Maxime Gonalons lors d’OL-Ajax en 2017
Crédit: Getty Images
Surdimensionné
Mais encore faut-il les atteindre. Si le record d’affluence est tout frais – le 9 novembre dernier face au PSG (2-3, 58 257 spectateurs) -, la norme n’est pas celle-ci. A la mi-saison, l’OL affichait un taux de remplissage de 84% en Ligue 1, le deuxième meilleur total du championnat derrière l’OM. Une moyenne de près de 50 000 spectateurs par rencontre très honorable. Mais plusieurs matches de Coupe de France ou de Ligue Europa ont à peine atteint ou dépassé les 25 000 spectateurs.
“C’est un stade surdimensionné, clairement, estime notre confrère. Je pense que la bonne taille aurait été dans les 45-50 000, comme l’a fait la Juventus par exemple (41 507 places). A Lyon, il y a plusieurs matches dans la saison où l’anneau supérieur est fermé, où ils n’y mettent personne pour économiser en sécurité.
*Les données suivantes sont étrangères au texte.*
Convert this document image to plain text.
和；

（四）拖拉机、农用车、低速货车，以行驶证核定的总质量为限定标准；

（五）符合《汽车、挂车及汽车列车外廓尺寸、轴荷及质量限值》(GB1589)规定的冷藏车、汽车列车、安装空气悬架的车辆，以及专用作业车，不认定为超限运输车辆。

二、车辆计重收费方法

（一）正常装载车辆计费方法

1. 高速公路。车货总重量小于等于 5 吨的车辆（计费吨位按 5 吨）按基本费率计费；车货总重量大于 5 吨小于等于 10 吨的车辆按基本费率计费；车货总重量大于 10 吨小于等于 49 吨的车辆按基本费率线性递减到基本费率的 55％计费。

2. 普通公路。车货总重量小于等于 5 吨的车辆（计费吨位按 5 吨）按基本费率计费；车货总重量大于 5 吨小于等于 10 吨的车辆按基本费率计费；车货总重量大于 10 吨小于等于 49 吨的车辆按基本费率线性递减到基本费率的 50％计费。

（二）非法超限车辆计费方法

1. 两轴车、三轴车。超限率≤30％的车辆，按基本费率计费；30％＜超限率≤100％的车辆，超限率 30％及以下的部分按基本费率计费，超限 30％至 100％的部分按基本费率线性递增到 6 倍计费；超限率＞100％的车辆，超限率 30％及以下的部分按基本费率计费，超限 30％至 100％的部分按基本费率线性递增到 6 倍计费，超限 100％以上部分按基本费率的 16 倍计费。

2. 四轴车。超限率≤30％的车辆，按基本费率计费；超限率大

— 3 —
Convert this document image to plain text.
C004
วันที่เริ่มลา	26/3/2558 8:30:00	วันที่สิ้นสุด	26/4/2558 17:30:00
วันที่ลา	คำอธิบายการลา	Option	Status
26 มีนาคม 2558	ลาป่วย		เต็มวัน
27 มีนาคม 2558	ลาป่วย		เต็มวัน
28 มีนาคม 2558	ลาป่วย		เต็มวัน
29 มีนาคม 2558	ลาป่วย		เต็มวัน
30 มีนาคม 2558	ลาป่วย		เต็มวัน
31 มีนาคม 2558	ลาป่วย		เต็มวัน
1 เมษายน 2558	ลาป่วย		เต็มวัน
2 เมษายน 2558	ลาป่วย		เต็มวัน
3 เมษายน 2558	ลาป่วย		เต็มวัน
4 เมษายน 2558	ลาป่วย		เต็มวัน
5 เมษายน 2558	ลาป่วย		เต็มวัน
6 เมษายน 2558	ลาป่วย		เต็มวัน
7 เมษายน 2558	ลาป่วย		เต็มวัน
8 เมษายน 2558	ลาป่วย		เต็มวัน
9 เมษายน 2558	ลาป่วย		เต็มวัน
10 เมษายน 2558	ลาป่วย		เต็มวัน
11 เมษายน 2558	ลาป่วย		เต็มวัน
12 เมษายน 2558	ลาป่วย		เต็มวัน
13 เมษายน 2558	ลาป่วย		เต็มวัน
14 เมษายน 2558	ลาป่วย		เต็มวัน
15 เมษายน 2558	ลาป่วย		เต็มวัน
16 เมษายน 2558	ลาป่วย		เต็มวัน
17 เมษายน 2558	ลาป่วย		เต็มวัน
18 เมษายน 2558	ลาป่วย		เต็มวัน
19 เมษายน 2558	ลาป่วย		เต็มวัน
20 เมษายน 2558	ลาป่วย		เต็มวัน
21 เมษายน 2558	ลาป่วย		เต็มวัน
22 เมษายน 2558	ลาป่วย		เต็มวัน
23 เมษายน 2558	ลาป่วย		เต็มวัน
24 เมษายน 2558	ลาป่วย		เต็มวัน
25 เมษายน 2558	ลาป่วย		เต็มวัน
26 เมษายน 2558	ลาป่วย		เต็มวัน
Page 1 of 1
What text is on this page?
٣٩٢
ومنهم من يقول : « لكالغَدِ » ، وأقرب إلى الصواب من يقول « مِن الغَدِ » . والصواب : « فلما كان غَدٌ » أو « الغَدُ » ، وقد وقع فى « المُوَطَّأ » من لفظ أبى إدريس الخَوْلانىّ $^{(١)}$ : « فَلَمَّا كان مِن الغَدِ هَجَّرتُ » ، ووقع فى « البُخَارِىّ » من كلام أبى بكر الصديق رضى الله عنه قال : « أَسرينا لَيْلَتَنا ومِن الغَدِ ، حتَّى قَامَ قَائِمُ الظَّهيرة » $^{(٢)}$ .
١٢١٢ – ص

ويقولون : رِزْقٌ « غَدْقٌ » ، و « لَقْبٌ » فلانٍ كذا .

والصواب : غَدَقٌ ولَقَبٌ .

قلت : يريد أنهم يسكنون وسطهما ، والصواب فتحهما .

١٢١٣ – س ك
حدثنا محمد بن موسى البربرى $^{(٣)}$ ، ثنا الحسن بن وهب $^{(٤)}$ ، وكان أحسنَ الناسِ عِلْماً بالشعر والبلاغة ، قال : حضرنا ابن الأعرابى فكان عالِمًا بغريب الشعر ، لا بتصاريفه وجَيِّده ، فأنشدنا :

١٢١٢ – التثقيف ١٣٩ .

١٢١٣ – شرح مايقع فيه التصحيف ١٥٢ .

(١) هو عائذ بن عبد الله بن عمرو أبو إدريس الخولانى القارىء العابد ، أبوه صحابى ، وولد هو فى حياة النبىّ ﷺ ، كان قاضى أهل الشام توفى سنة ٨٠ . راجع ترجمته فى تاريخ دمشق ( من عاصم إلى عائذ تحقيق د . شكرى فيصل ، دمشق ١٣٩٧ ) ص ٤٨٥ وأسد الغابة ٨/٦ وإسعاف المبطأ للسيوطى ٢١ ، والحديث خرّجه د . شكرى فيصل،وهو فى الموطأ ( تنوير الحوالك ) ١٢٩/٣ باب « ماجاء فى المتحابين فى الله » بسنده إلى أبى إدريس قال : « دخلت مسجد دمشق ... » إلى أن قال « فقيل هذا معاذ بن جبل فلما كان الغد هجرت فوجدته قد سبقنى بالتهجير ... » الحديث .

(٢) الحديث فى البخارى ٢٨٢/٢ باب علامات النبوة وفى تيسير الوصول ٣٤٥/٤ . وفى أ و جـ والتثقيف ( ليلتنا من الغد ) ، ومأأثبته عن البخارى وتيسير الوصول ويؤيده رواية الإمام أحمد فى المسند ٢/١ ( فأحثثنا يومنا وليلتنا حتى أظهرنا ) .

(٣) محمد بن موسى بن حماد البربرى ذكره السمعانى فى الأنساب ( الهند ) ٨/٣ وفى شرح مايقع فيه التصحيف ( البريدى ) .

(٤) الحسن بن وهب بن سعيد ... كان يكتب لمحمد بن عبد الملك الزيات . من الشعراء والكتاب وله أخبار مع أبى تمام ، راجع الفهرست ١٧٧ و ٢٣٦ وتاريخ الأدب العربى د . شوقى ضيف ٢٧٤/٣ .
Même quand tu es à 40 000, OK, il y a une bonne ambiance, mais c’est quand même clairsemé”. Et insuffisant pour intimider chaque adversaire foulant sa pelouse.
Reste une dernière pierre dans le grand jardin de Décines : sa localisation, justement, à près de 20km à l’Est de la capitale des Gaules. Ce qui peut vite faire grimper, pour les locaux, le temps de trajet à 40 minutes de route en cas de bouchons, et au moins autant via les transports en commun. “C’est ce qui enlève beaucoup de magie par rapport à d’autres enceintes, par exemple comme Bollaert, qui pour moi est la meilleure ambiance de Ligue 1, comme Geoffroy Guichard qui est excellent sur les très gros matches, ou la Meinau”, détaille notre confrère.
En résumé, dix ans après, le Groupama Stadium vit avec les défauts qu’on lui imaginait à sa sortie de terre, pas non plus aidé par des résultats sportifs qui ont, sur la période, rarement fait sauter au plafond (seulement trois campagnes de Ligue des champions et une demie de C1… pendant le Covid). Il est assurément devenu un stade des grandes soirées, des gros matches. Pas tout à fait un grand stade, pour le moment.